1. Take a fresh haddock, of three or four pounds, clean it well, and cut in pieces of three inches square. Place in the bottom of your dinner-pot five or six slices of salt pork, fry brown, then add three onions sliced thin, and fry those brown. Remove the kettle from the fire, and place on the onions and pork a layer of fish; sprinkle over a little pepper and salt, then a layer of pared and sliced potatoes, a layer of fish and. potatoes, till the fish is used up. Cover with water, and let it boil for half an hour. Pound six biscuits or crackers fine as meal, and pour into the pot; and, lastly, add a quart or pint of milk; let it scald well, and serve.

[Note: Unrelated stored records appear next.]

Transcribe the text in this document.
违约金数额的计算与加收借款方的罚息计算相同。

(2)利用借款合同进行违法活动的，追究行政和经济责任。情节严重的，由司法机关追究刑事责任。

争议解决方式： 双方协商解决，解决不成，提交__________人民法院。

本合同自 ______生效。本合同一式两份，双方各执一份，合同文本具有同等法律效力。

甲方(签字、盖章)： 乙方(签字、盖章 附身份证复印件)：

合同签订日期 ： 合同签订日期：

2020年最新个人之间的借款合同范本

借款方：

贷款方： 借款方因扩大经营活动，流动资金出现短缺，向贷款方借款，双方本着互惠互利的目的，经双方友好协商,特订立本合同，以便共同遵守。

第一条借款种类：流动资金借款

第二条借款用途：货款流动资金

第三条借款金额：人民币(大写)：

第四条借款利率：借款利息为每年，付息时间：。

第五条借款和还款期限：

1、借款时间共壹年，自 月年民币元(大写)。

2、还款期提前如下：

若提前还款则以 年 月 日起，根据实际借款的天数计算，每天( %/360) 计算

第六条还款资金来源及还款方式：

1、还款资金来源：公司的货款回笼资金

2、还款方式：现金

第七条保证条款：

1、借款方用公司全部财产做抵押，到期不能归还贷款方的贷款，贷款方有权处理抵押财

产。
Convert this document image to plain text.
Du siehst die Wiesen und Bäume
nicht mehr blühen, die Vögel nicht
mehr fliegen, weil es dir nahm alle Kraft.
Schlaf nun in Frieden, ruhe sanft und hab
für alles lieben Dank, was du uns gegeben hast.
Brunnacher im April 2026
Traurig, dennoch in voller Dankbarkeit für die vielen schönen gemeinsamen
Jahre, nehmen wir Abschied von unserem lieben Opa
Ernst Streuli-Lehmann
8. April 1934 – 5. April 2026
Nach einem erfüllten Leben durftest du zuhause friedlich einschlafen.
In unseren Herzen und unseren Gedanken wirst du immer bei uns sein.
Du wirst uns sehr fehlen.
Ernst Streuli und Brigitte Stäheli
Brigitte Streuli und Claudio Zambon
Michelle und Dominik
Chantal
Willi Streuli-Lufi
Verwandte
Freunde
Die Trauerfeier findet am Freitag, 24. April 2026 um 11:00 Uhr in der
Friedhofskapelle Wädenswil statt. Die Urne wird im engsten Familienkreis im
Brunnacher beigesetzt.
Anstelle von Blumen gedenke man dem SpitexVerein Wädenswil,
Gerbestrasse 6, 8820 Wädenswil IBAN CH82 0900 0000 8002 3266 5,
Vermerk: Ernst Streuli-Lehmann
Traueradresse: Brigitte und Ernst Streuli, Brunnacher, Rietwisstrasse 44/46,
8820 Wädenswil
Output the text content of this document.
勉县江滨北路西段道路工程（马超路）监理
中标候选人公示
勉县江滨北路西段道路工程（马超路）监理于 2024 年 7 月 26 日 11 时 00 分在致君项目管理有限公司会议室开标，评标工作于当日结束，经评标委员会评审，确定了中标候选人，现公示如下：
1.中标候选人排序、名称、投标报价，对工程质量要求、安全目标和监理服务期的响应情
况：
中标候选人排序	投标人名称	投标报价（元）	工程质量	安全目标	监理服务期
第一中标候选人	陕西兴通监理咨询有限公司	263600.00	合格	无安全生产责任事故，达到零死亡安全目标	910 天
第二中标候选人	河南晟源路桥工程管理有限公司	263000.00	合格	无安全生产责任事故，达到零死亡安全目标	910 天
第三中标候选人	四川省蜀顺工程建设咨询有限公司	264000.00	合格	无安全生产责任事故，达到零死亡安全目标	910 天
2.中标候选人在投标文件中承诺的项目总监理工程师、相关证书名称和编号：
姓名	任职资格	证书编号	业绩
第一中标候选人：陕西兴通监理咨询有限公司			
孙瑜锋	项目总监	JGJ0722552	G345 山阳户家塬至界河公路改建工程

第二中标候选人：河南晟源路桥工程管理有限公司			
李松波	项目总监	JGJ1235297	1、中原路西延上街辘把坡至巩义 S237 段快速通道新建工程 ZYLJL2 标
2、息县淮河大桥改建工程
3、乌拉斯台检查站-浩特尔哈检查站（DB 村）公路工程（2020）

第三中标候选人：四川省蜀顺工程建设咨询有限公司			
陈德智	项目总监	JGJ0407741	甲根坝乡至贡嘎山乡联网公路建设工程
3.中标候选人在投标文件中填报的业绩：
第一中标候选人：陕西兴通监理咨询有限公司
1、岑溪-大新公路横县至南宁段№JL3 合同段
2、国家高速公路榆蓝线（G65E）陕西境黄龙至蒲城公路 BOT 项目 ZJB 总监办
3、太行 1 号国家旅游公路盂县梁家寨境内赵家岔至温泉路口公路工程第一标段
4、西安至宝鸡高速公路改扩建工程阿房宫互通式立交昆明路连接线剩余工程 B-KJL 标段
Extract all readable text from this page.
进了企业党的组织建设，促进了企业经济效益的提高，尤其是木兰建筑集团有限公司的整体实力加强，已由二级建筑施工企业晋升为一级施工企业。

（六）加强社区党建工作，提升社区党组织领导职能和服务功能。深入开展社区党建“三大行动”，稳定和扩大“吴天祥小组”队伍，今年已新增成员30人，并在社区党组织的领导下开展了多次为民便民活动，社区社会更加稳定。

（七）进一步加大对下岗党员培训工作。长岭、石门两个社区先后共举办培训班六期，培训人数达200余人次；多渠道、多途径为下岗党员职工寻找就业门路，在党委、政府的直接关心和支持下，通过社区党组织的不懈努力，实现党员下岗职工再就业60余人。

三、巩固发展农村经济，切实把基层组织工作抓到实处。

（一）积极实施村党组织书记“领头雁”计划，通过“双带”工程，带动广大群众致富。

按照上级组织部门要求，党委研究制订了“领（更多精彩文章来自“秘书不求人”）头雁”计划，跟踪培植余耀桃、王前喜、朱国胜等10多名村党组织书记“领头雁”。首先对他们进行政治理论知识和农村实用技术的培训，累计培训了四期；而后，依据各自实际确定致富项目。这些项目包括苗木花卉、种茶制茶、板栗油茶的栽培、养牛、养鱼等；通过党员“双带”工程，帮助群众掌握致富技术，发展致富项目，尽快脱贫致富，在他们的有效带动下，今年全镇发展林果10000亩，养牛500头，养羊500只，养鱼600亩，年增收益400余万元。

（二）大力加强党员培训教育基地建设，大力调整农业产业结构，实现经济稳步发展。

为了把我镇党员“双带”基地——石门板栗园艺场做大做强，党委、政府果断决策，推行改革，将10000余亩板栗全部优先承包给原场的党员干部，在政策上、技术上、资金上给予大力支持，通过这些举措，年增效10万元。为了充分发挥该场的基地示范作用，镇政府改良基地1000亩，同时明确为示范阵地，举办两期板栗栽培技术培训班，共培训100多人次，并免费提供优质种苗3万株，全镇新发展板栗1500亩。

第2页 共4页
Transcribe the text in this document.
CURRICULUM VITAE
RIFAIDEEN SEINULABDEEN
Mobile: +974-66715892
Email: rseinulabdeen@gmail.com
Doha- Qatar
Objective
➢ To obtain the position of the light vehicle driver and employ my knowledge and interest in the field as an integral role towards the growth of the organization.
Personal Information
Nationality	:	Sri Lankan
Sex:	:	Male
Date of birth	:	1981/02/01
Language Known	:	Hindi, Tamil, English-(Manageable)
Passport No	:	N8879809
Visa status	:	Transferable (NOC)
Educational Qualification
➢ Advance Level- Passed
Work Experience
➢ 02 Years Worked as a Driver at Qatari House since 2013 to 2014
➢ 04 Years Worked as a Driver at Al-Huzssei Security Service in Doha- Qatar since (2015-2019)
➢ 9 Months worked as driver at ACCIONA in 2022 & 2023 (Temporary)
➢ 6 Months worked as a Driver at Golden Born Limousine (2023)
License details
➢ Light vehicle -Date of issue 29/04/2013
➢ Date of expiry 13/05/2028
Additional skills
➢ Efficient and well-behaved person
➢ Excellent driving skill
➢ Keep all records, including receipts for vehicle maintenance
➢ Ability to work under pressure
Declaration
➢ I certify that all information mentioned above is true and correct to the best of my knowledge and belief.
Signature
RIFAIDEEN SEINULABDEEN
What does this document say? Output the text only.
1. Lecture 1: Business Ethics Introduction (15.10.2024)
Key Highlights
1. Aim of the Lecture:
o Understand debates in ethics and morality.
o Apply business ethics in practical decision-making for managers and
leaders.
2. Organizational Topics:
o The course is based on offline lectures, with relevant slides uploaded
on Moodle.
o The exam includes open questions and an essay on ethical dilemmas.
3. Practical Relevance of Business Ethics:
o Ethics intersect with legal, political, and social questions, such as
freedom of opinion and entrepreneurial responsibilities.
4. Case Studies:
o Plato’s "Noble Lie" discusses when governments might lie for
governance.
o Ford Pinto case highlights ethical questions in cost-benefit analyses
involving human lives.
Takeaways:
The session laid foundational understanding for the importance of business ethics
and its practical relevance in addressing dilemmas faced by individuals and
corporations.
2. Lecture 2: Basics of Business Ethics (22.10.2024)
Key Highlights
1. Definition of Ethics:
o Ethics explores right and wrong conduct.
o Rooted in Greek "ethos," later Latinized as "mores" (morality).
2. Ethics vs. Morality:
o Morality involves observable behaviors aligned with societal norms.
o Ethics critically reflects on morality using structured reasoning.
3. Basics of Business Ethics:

2. Take a small piece of pork, cut into squares, and put it into the bottom of a kettle. Then take your fish (about three pounds would make a good-sized chowder), cut it into pieces (larger squares than the pork), lay enough of this on the pork to cover well, then a layer of potatoes, next a layer of Boston crackers split, on this pepper and salt. Above this put a layer of pork, and repeat the order given above until the materials are all exhausted; let the top layer be buttered crackers. Pour on boiling water until covered, and cover the kettle; keep boiling half an hour. Five minutes before dinner, dredge well with flour, and pour on a pint of milk. This will make the genuine Ryebeach fish chowder.